To: Nathan J. Williams <firstname.lastname@example.org>
From: Karl Janmar <email@example.com>
Date: 02/11/2003 23:34:12
On 11 Feb 2003, Nathan J. Williams wrote:
> Karl Janmar <firstname.lastname@example.org> writes:
> > Here is some more data:
> > (gdb) info thread
> > 5 Thread 0 0x485700f7 in poll () from /usr/lib/libc.so.12
> > 4 Thread 21 0x4857008b in select () from /usr/lib/libc.so.12
> > 3 Thread 22 0x4857013f in nanosleep () from /usr/lib/libc.so.12
> > 2 Thread 69 0x4857013f in nanosleep () from /usr/lib/libc.so.12
> > * 1 Thread 70 0x482e5f65 in write () from /usr/lib/libpthread.so.0
> > (gdb) thread ex all
> > 0x48fc0000: thread 70 in kernel
> > 0x48f80000: thread 69 in kernel
> > 0x48f40000: thread 22 in kernel
> > 0x48b40000: thread 21 in kernel
> > 0xbfbc0000: thread 0 in kernel
> OK. All the userland threads are sleeping in the kernel (actually,
> they probably woke up from their original system call, tried to
> deliver a UNBLOCKED upcall, and are sleeping waiting for a stack to
> become avaliable). The fact that there's still a thread consuming CPU
> probably means another bug in libpthread.. possibly in the
> resolve_locks dance in pthread_sa.c; more likely a spinlock count is
> going negative somewhere, which will confuse the resolve_locks algorithm.
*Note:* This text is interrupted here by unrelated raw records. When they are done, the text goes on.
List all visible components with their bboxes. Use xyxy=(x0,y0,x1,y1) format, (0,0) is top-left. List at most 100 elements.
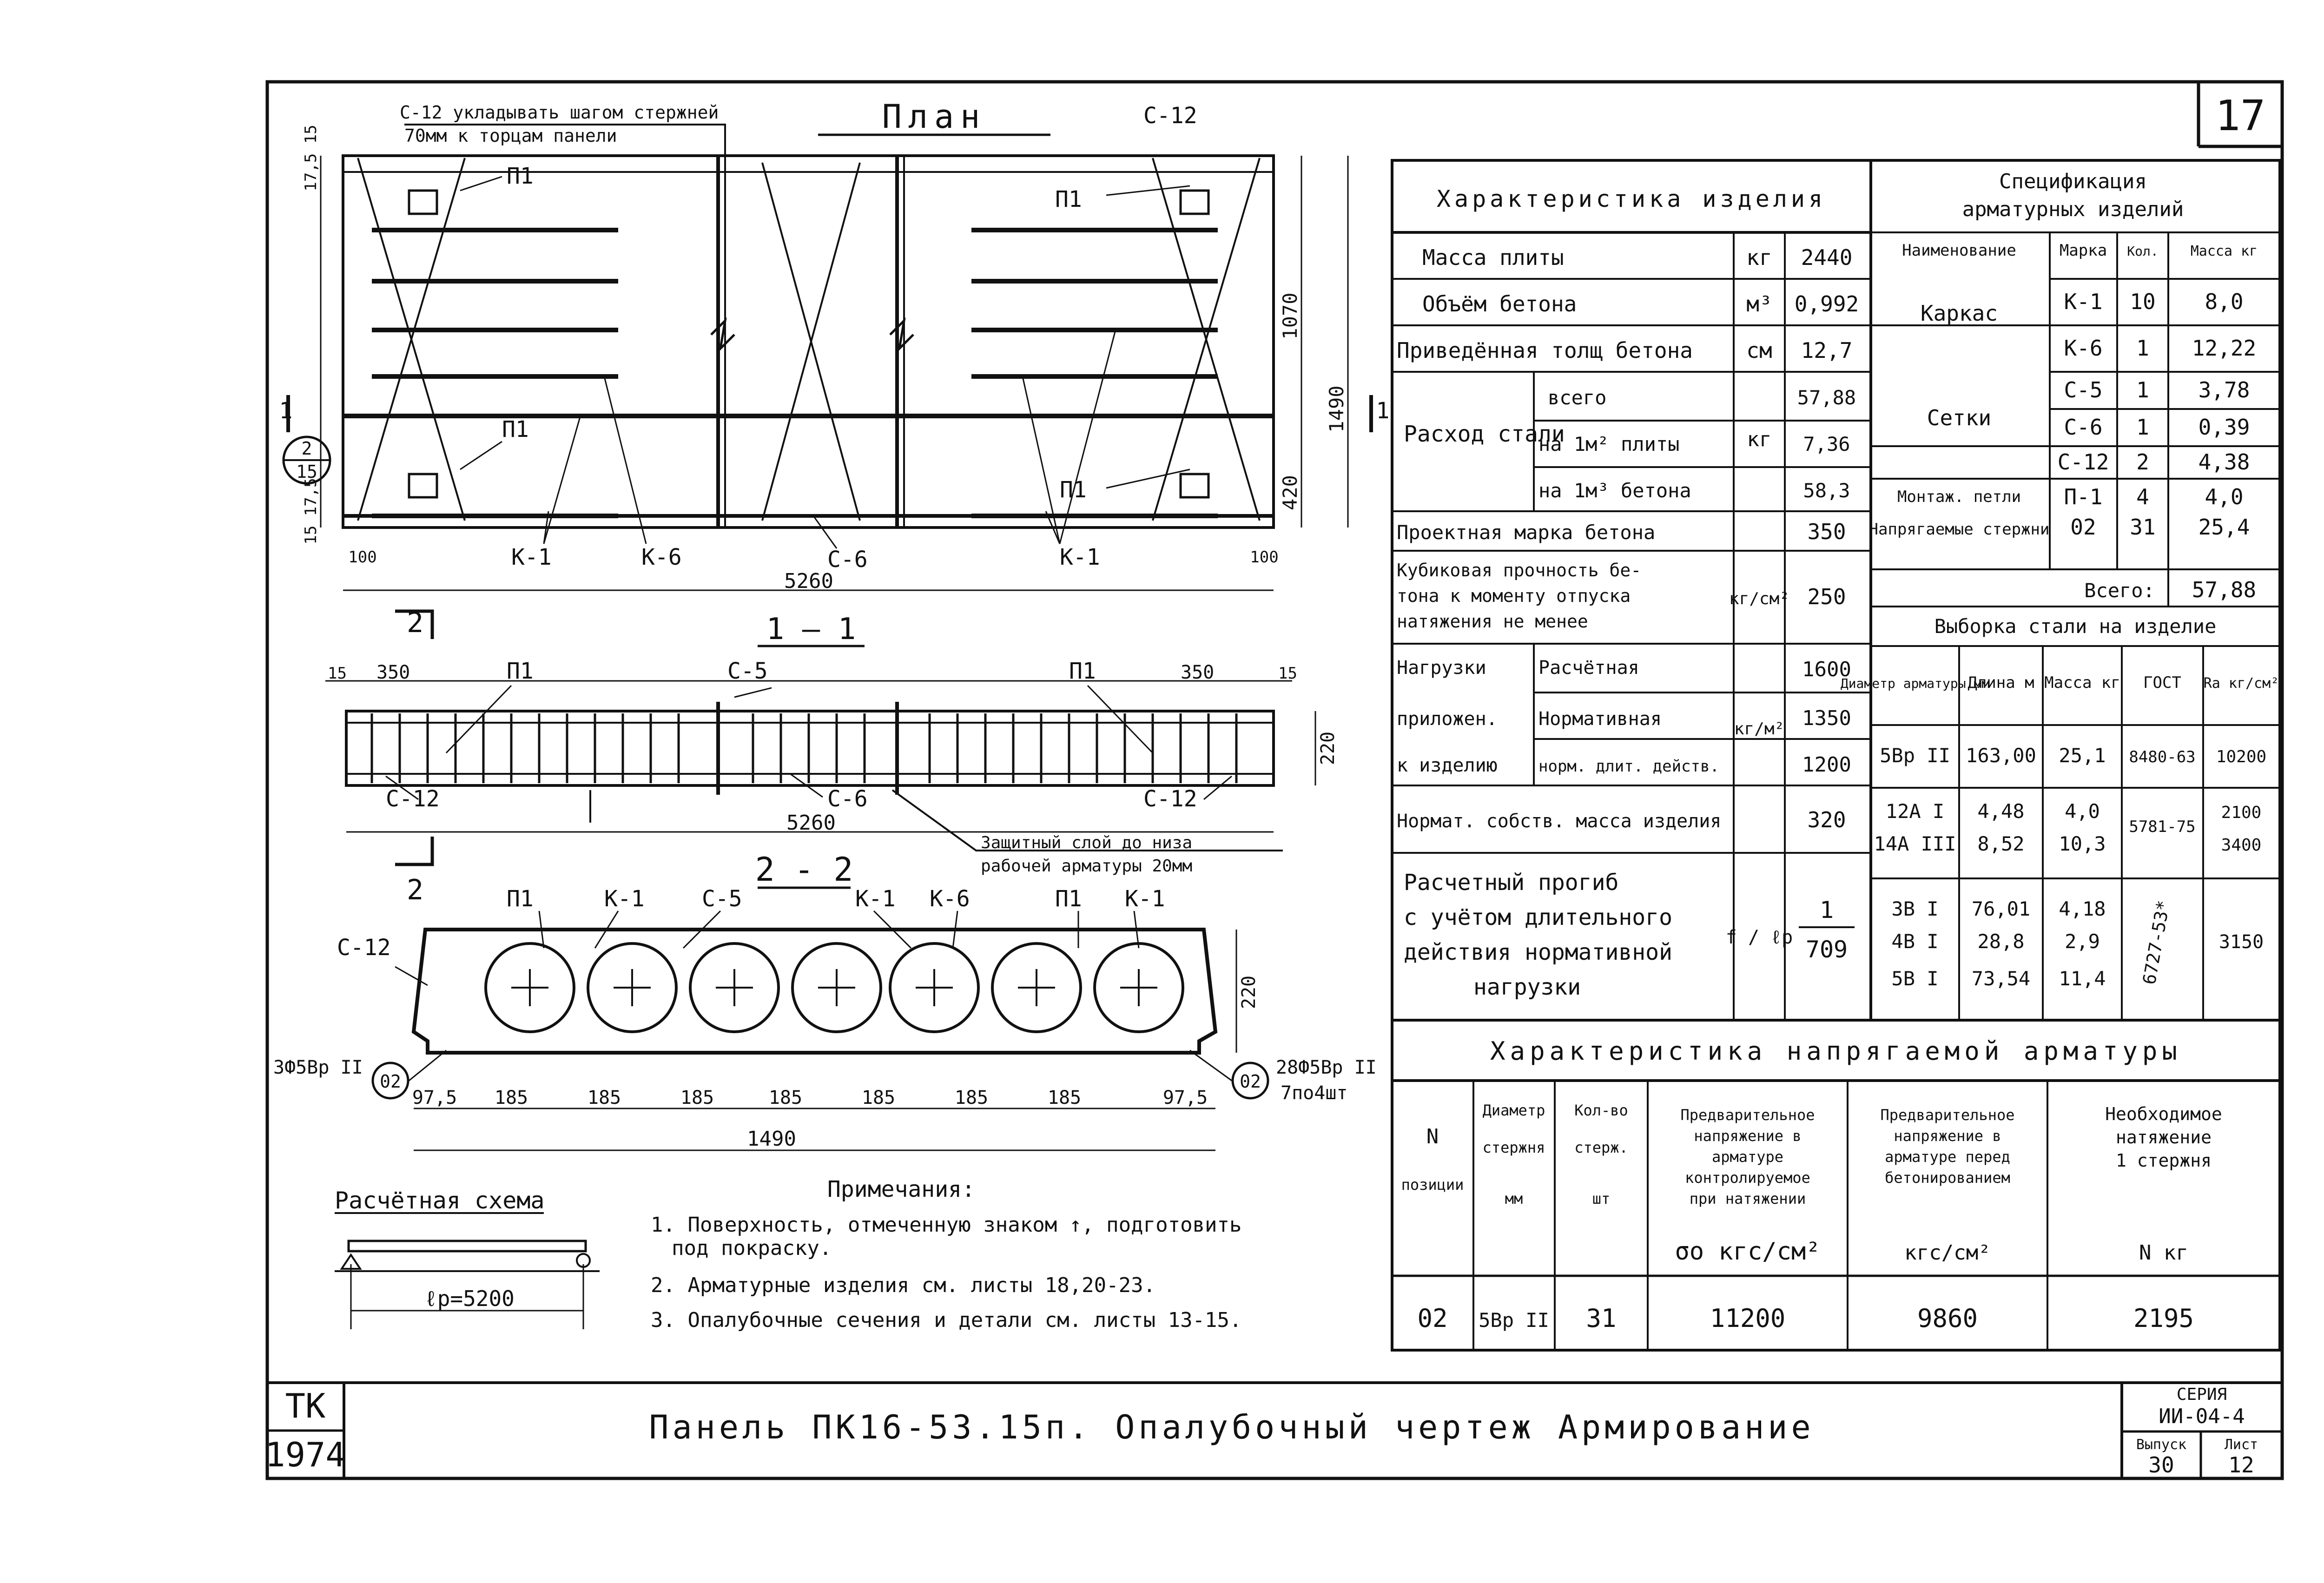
note-2: 2. Арматурные изделия см. листы 18,20-23… xyxy=(651,1273,1155,1297)
section-2-2-dim-5: 185 xyxy=(862,1087,895,1108)
steel-per-m2-name: на 1м² плиты xyxy=(1538,433,1679,455)
spec-group-tendons: Напрягаемые стержни xyxy=(1869,520,2050,539)
spec-02-mass: 25,4 xyxy=(2199,514,2250,540)
steel-row1-gost: 8480-63 xyxy=(2129,748,2195,766)
tension-col-dia-1: Диаметр xyxy=(1483,1102,1545,1119)
tension-col-force-3: 1 стержня xyxy=(2116,1150,2212,1171)
notes-title: Примечания: xyxy=(827,1176,975,1202)
steel-row5-len: 28,8 xyxy=(1977,930,2024,953)
right-tendon-label-2: 7по4шт xyxy=(1281,1082,1348,1104)
stamp-year: 1974 xyxy=(265,1435,345,1474)
tension-col-ctrl-5: при натяжении xyxy=(1690,1190,1806,1207)
plan-section-mark-left: 1 xyxy=(279,398,293,424)
section-2-mark-bottom: 2 xyxy=(407,874,423,906)
deflection-line-4: нагрузки xyxy=(1473,974,1581,1000)
spec-header-1: Спецификация xyxy=(1999,170,2147,193)
plan-view: План С-12 укладывать шагом стержней 70мм… xyxy=(279,98,1390,593)
steel-row5-dia: 4В I xyxy=(1891,930,1938,953)
plan-dim-end-left: 100 xyxy=(348,548,376,567)
plan-label-c12: С-12 xyxy=(1143,103,1197,129)
steel-row2-mass: 4,0 xyxy=(2065,800,2100,823)
load-normative-value: 1350 xyxy=(1802,706,1851,730)
section-1-1-dim-length: 5260 xyxy=(786,811,836,835)
tension-col-qty-3: шт xyxy=(1592,1190,1611,1207)
notes-block: Примечания: 1. Поверхность, отмеченную з… xyxy=(651,1176,1242,1332)
spec-k1-qty: 10 xyxy=(2130,289,2155,314)
plan-dim-width-upper: 1070 xyxy=(1279,292,1301,339)
load-normative-name: Нормативная xyxy=(1538,708,1662,730)
plan-dim-end-right: 100 xyxy=(1250,548,1278,567)
steel-col-mass: Масса кг xyxy=(2044,673,2120,692)
calc-scheme: Расчётная схема ℓр=5200 xyxy=(335,1187,600,1329)
plan-label-p1-a: П1 xyxy=(507,163,534,189)
loads-line-1: Нагрузки xyxy=(1397,657,1486,679)
steel-total-name: всего xyxy=(1548,386,1606,409)
spec-col-mark: Марка xyxy=(2060,241,2107,260)
sheet-frame xyxy=(265,80,2284,1480)
steel-row4-ra: 3150 xyxy=(2219,931,2264,953)
steel-per-m3-name: на 1м³ бетона xyxy=(1538,479,1691,502)
plan-note-line-1: С-12 укладывать шагом стержней xyxy=(400,102,719,123)
steel-row1-len: 163,00 xyxy=(1966,744,2036,767)
plan-note-line-2: 70мм к торцам панели xyxy=(404,125,617,146)
steel-row4-gost: 6727-53* xyxy=(2139,899,2174,986)
steel-row4-mass: 4,18 xyxy=(2059,897,2106,920)
load-design-name: Расчётная xyxy=(1538,657,1639,679)
tension-col-ctrl-2: напряжение в xyxy=(1694,1127,1801,1145)
spec-total-label: Всего: xyxy=(2084,579,2155,602)
tension-col-qty-2: стерж. xyxy=(1574,1139,1628,1156)
spec-c6-mark: С-6 xyxy=(2064,415,2102,440)
section-1-1-label-c5: С-5 xyxy=(727,658,768,684)
spec-group-mesh: Сетки xyxy=(1927,405,1991,430)
tension-col-pre-4: бетонированием xyxy=(1885,1169,2010,1187)
section-2-2-label-p1-a: П1 xyxy=(507,886,534,912)
series-value: ИИ-04-4 xyxy=(2159,1405,2245,1428)
plan-dim-width-total: 1490 xyxy=(1325,385,1348,432)
steel-row2-gost: 5781-75 xyxy=(2129,818,2195,836)
plan-section-mark-right: 1 xyxy=(1376,398,1390,424)
page-value: 12 xyxy=(2228,1452,2254,1477)
strength-line-3: натяжения не менее xyxy=(1397,611,1588,632)
loads-line-3: к изделию xyxy=(1397,755,1498,776)
load-long-name: норм. длит. действ. xyxy=(1538,757,1719,776)
section-1-1-label-c12-b: С-12 xyxy=(1143,786,1197,812)
char-thickness-unit: см xyxy=(1746,338,1772,363)
spec-k6-mass: 12,22 xyxy=(2192,336,2256,361)
steel-row3-len: 8,52 xyxy=(1977,832,2024,855)
tension-row-qty: 31 xyxy=(1586,1304,1616,1333)
tension-col-n: N xyxy=(1426,1125,1439,1148)
tension-col-n-2: позиции xyxy=(1401,1176,1464,1194)
spec-c12-qty: 2 xyxy=(2136,449,2149,475)
tension-col-pre-2: напряжение в xyxy=(1894,1127,2001,1145)
steel-row2-len: 4,48 xyxy=(1977,800,2024,823)
section-2-2-dim-1: 185 xyxy=(495,1087,528,1108)
section-1-1-dim-350-left: 350 xyxy=(376,662,410,683)
plan-label-c6: С-6 xyxy=(827,547,868,573)
char-volume-value: 0,992 xyxy=(1795,291,1859,317)
section-1-1-dim-15-right: 15 xyxy=(1278,664,1297,683)
section-1-1: 1 — 1 П1 С-5 П1 С-12 С-6 С-12 15 350 350… xyxy=(325,607,1339,906)
section-2-2-label-p1-b: П1 xyxy=(1055,886,1082,912)
tension-row-pos: 02 xyxy=(1417,1304,1447,1333)
tension-col-pre-1: Предварительное xyxy=(1881,1106,2015,1124)
section-1-1-label-p1-a: П1 xyxy=(507,658,534,684)
plan-dim-left-top: 17,5 15 xyxy=(302,125,320,191)
steel-row2-ra: 2100 xyxy=(2221,803,2262,822)
spec-group-frame: Каркас xyxy=(1921,301,1998,326)
load-long-value: 1200 xyxy=(1802,753,1851,777)
left-tendon-mark: 02 xyxy=(380,1071,401,1092)
steel-col-gost: ГОСТ xyxy=(2143,673,2181,692)
tension-row-force: 2195 xyxy=(2133,1304,2194,1333)
plan-label-p1-c: П1 xyxy=(1055,186,1082,212)
cover-note-line-1: Защитный слой до низа xyxy=(981,833,1192,852)
spec-c5-mass: 3,78 xyxy=(2199,377,2250,402)
strength-unit: кг/см² xyxy=(1729,589,1789,608)
steel-row6-len: 73,54 xyxy=(1972,967,2030,990)
plan-label-p1-b: П1 xyxy=(502,416,529,442)
steel-selection-table: Выборка стали на изделие Диаметр арматур… xyxy=(1841,615,2279,990)
strength-value: 250 xyxy=(1807,584,1846,609)
spec-col-name: Наименование xyxy=(1902,241,2016,260)
steel-usage-unit: кг xyxy=(1747,428,1772,451)
self-weight-name: Нормат. собств. масса изделия xyxy=(1397,811,1721,832)
steel-per-m2-value: 7,36 xyxy=(1803,433,1850,455)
> This is i386, right (guessing from the address of thread 0)? I'll send
> you some additional debugging tools in a little bit.
> > If I get the point the sa_nstacks is running out because the stacks aren't
> > recycle properly, so someware in kern_sa.c it "leaks stacks"?
> That's one possibility... more likely, though, is that the userland
> code is wedged in a state where it doesn't get around to recycling the
> used stacks back to the kernel.
> - Nathan
I have some more info after logging some debug info.
I think sa_getcachelwp() get the hold of a LWP that is not part of the
game. I have 6 LWP running for a long while and then it get a LWP that
haven't been there before LWP 8 and then the hell breaks out, this in turn
get LWP 9 from sa_getcachelwp() and so on until the 19'nth LWP is pulled
out then, the number of stacks is finished.
I will have a look in sa_getcachelwp(), but maybe this info will help you
a little. The only thing I can do is hitting a little bit in the dark.